“Online intrusions and thefts by state-sponsored actors have become increasingly common across the technology industry”, the company said in a statement.
Advertisement
Yahoo has confirmed that the user information for 500 million accounts was stolen in a 2014 data breach.
Yahoo’s disclosure came a day after a report by Recode that the company was preparing to announce details of a breach this week, with sources claiming it was worse than the 200 million users affected as previously reported. For instance, the haveibeenpwned.com site, run by Microsoft MVP Troy Hunt, listed the MySpace hack at 359 million accounts exposed, while LinkedIn and Adobe followed at 165 million and 152 million accounts exposed, respectively.
The Internet responded in stride – as it has to all recent Yahoo-related news – with the regular tide of jokes about Yahoo’s dinosaur status.
Review your accounts for suspicious activity. Yahoo is now in the process of finalizing its sale to Verizon.
Yahoo says it’s notifying potentially affected users and taking steps to lock the hackers out. Conversely, the cyber-criminal did not steal “unprotected passwords, payment card data, or bank account information”, according to a statement from Yahoo.
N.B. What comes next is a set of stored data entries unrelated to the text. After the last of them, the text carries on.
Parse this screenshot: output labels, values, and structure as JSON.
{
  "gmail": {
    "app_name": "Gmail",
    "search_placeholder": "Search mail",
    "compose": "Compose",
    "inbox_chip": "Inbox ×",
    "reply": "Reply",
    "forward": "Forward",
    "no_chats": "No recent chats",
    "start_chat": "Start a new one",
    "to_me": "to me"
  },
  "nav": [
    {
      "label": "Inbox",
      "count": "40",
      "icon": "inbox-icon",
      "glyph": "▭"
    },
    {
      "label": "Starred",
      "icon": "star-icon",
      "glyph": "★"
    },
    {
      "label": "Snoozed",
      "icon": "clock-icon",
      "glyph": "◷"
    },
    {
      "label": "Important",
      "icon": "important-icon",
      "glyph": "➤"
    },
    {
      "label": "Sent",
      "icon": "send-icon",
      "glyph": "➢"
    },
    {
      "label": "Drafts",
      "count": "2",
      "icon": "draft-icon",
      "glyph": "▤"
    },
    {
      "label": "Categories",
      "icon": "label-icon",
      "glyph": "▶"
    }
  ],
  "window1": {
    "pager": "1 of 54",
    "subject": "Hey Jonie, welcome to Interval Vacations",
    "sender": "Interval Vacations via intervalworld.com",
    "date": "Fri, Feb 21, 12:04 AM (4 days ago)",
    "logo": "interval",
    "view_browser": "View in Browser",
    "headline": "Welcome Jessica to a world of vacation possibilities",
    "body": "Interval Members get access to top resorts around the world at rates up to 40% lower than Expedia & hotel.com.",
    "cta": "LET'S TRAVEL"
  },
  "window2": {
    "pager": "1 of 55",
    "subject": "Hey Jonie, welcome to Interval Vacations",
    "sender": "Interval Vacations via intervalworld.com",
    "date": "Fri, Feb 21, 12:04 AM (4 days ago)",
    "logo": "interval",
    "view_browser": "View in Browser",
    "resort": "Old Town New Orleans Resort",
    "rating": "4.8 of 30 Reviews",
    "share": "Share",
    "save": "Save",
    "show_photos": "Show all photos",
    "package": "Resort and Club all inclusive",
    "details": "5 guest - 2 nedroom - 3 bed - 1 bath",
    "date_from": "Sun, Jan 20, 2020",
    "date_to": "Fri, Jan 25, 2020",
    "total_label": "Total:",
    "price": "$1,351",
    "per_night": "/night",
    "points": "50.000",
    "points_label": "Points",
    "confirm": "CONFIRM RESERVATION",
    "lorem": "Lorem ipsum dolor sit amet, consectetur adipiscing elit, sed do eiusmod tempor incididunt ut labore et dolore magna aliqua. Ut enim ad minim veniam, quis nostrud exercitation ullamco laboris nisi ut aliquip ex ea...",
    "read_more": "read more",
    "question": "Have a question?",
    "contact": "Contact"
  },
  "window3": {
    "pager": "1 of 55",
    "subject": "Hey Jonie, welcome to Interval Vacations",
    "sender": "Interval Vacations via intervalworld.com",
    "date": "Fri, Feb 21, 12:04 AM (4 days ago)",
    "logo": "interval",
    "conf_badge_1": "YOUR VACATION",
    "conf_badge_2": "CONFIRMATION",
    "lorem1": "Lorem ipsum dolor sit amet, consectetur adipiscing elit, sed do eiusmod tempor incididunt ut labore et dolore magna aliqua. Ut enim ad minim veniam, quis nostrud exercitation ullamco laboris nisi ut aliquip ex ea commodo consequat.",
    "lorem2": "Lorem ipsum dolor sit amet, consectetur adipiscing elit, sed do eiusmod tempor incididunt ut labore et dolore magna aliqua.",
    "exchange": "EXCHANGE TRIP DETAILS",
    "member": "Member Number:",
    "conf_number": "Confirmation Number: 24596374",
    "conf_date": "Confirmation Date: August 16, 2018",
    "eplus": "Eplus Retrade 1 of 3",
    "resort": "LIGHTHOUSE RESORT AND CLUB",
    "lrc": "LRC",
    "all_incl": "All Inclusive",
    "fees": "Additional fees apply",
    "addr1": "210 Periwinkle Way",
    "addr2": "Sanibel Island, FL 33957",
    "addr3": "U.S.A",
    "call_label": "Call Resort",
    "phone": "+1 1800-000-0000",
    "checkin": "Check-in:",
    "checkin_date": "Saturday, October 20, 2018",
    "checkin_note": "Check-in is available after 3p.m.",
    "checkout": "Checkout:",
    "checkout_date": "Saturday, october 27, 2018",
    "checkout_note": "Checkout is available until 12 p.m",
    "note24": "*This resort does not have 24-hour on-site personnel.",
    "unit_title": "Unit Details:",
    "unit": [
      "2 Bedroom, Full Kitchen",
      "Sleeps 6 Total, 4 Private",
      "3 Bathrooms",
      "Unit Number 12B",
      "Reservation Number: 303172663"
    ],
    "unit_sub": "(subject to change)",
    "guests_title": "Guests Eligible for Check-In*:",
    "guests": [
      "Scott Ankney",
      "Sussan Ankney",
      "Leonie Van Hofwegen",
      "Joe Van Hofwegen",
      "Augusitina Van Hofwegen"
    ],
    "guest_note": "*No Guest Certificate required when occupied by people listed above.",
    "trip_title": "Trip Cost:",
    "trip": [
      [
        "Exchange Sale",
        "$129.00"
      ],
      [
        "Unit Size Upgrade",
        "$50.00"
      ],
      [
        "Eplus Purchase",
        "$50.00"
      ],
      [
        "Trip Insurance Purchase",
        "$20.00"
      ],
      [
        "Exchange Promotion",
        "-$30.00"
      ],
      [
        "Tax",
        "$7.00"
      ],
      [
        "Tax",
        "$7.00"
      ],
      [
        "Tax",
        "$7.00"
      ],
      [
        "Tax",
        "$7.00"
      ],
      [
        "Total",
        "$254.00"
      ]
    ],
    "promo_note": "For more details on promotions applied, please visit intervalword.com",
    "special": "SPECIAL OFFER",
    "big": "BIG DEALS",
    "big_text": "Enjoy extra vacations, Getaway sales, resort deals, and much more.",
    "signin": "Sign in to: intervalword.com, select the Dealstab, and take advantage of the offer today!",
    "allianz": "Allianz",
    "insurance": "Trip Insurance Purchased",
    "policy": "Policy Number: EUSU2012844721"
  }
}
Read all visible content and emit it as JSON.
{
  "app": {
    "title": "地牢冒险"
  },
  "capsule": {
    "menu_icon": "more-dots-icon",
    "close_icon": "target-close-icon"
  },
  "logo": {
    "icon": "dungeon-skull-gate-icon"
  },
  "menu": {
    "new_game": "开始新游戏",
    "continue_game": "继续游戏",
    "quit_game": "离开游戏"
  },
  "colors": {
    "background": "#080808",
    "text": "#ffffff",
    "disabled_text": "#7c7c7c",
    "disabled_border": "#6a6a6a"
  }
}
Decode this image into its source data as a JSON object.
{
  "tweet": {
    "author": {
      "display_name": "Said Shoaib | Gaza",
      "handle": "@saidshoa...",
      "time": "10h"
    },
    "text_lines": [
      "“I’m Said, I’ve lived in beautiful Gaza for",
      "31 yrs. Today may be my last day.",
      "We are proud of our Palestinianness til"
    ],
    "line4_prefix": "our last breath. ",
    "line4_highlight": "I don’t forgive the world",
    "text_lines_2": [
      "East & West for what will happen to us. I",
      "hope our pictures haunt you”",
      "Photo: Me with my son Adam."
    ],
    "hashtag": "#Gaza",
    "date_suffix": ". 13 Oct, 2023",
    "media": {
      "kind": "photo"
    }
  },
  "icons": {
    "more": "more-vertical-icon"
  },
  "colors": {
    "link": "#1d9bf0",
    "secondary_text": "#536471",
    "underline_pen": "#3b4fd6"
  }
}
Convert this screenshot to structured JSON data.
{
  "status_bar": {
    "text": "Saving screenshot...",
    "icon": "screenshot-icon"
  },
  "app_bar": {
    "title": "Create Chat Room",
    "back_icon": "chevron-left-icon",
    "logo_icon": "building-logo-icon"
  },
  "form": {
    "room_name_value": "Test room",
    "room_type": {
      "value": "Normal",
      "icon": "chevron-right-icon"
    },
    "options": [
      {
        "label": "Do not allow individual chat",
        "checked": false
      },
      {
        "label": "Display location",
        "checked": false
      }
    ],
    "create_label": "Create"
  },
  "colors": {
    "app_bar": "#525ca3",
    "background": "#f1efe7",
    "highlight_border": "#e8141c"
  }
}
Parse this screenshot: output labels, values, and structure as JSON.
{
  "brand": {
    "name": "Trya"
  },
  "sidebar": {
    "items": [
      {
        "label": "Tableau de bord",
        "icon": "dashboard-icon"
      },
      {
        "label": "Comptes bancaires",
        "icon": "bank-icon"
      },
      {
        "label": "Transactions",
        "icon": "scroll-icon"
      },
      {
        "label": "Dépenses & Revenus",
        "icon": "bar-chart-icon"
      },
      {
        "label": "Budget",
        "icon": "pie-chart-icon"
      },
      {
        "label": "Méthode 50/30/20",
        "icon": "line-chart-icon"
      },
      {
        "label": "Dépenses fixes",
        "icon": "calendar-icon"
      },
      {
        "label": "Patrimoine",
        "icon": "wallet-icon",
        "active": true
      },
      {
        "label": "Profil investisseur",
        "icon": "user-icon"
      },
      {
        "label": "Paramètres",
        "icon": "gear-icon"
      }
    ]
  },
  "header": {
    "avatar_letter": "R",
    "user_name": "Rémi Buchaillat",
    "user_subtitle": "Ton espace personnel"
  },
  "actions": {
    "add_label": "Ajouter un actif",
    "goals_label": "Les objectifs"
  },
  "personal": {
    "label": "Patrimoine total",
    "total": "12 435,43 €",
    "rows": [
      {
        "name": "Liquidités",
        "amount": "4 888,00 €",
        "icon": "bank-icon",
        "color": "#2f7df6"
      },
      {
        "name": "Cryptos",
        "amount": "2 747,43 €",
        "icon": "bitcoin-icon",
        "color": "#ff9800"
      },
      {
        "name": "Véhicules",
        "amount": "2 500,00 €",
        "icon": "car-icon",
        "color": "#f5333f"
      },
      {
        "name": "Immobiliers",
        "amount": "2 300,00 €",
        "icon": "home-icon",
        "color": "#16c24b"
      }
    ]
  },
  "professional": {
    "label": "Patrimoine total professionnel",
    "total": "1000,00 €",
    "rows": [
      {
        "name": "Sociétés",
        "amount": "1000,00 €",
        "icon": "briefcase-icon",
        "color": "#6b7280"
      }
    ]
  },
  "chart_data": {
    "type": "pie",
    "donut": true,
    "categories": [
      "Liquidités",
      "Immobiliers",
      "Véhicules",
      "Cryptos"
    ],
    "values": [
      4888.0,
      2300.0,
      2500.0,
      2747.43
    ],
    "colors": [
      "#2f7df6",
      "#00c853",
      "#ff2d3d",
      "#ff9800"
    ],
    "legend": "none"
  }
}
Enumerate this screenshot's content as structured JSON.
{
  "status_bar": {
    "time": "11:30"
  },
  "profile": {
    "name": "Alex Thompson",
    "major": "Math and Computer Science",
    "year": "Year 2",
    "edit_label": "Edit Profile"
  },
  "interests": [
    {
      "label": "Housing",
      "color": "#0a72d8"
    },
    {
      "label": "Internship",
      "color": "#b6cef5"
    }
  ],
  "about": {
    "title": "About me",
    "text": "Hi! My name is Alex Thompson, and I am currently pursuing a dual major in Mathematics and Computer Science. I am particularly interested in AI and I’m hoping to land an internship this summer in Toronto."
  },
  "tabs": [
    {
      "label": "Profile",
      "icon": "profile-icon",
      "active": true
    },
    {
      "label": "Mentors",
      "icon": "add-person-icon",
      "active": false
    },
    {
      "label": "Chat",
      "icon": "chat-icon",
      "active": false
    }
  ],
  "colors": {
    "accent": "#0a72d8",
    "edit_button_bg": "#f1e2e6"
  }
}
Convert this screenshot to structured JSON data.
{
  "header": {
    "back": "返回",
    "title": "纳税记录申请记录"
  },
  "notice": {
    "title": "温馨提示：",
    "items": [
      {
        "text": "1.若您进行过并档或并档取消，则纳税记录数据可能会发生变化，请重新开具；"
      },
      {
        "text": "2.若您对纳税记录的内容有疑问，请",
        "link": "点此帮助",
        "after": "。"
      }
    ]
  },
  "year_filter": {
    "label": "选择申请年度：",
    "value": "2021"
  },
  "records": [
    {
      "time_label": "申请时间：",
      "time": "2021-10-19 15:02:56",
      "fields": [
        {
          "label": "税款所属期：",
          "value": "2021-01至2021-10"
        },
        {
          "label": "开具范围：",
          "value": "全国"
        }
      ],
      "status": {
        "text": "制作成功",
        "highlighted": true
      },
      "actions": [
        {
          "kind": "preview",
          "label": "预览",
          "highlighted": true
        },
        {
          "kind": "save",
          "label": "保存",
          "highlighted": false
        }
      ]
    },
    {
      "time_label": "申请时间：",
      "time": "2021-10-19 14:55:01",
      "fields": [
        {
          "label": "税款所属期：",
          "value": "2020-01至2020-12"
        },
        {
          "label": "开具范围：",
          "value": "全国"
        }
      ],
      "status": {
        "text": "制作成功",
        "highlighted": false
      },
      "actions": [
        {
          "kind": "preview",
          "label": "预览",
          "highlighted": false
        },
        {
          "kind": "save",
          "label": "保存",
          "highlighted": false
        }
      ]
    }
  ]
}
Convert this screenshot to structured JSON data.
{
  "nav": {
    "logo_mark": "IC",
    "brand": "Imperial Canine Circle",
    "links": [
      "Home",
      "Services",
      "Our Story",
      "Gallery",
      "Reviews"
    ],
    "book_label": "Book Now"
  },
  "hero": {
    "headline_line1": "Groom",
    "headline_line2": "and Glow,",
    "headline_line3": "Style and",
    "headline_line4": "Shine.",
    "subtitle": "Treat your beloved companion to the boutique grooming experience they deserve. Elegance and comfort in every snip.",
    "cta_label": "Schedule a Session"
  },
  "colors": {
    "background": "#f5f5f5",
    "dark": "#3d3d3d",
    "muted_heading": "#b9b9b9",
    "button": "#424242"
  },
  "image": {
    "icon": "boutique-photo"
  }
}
That’s more accounts than were believed to have been accessed in eBay’s 2014 data breach when it made all of its 145 million active buyers change their passwords.
It also warned against unsolicited communications that ask users for personal information or refer them to a web page asking for personal information, and ask them to avoid clicking on links or downloading attachments from suspicious emails.
Blumenthal said law enforcement and regulators “should investigate whether Yahoo may have concealed its knowledge of this breach in order to artificially bolster its valuation in its pending acquisition by Verizon”.
Yahoo has also published an FAQ about the breach here.
Advertisement
The deal is expected to close in the first quarter of next year, which may give them some room to renegotiate the purchase price or even to walk away. “Until then, we are not in a position to comment further”.